Dengan kenyataan tersebut maka petahana akan dipaksa untuk mengkritisi perkembangan kinerja yang ada. Berbagai instruksi dan arahan terkait prokes corona selalu menghadapi resistensi baik di tingkat wacana maupun dalam pelaksanaan di lapangan.
Banyak contoh dapat diambil tetapi garis besarnya cuma dua.
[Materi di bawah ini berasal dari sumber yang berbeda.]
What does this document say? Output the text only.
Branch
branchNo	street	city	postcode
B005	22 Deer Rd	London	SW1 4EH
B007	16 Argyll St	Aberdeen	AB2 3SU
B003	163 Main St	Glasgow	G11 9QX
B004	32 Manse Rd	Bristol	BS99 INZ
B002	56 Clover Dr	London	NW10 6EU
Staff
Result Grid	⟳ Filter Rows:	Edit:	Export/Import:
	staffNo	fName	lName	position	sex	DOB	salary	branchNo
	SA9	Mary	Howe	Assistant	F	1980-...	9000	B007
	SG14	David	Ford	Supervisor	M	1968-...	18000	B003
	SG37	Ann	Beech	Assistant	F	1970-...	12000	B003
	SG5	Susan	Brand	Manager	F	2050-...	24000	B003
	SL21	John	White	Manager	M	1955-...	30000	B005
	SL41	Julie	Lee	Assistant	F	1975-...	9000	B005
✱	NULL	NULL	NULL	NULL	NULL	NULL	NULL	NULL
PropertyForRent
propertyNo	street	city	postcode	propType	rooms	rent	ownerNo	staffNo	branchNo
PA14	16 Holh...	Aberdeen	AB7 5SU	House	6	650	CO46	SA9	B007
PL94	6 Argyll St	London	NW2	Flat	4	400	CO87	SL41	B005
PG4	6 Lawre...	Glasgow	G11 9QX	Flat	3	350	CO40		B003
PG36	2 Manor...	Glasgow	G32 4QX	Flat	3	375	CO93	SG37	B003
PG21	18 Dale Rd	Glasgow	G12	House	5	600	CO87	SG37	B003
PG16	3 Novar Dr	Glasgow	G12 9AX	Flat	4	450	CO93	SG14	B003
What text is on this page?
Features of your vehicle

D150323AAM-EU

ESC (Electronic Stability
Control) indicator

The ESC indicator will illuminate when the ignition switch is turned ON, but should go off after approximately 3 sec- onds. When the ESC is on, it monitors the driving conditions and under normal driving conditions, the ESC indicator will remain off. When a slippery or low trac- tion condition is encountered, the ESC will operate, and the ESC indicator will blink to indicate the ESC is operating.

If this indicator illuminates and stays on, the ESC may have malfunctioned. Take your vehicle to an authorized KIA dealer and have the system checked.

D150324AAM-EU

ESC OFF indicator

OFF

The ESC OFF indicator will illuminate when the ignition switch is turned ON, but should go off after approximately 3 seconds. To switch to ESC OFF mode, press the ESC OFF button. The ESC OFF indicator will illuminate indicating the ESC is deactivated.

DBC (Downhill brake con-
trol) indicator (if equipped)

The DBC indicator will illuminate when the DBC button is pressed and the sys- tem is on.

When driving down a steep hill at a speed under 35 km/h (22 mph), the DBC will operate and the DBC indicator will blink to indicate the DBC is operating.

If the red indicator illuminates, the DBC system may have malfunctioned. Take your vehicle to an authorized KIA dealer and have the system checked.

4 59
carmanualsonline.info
Pertama, ketika kebijakan pelonggaran prokes diterapkan, pemerintah ditekan dengan isu mendewa-dewakan ekonomi dan mengabaikan nyawa. Kedua, saat prokes diperketat maka bentuk serangan berubah menjadi tekanan pada bidang ekonomi. Kesulitan rakyat untuk bekerja dan mencukupi kebutuhan akan diangkat.
Apakah petahana di ranah politik akan  meniru langkah seperti Singapura yang "berdamai" dengan pandemi?
Pilihan tersebut memang mungkin diambil. Tetapi yang juga harus dicermati adalah konsolidasi dan mekanisme komunikasi yang perlu dioptimalkan. Dari pucuk pimpinan antara Jokowi dengan kabinet, gubernur, dan pejabat setara harus jelas koordinasinya. Dengan rambu-rambu yang jelas maka eksekusi di lapangan dan sistem kontrolnya juga akan jadi mudah.
Soal komunikasi publik sempat disinggung Jokowi saat meminta para pembantunya peka terhadap situasi. Kemudian terkait dengan kebijakan, saat ini yang menjadi masalah penting yaitu rendahnya penyerapan APBD dan dana pandemi. Tersendatnya penyaluran dana akan memukul langsung langkah penanggulangan pandemi sekaligus menyulitkan pemulihan ekonomi.
Perlu ijtihad birokrasi untuk memutus lingkaran setan prosedur yang mengunci aliran kelancaran anggaran. Memang berat, karena jangankan untuk hal yang kompleks begitu; untuk menyelesaikan prosedur vaksinasi saja ribetnya bukan main.
Kelancaran program vaksinasi terjebak prosedur mekanisme fotokopi KTP atau cetak formulir. Di media sempat tersiar kabar ada peserta gagal divaksin karena persoalan fotokopi KTP. Sebelumnya ada pula berita peminat vaksinasi membludak melebihi kapasitas. Hal itu menunjukkan adanya masalah dalam pelaksanaan kerja pemerintah di tingkat lapangan.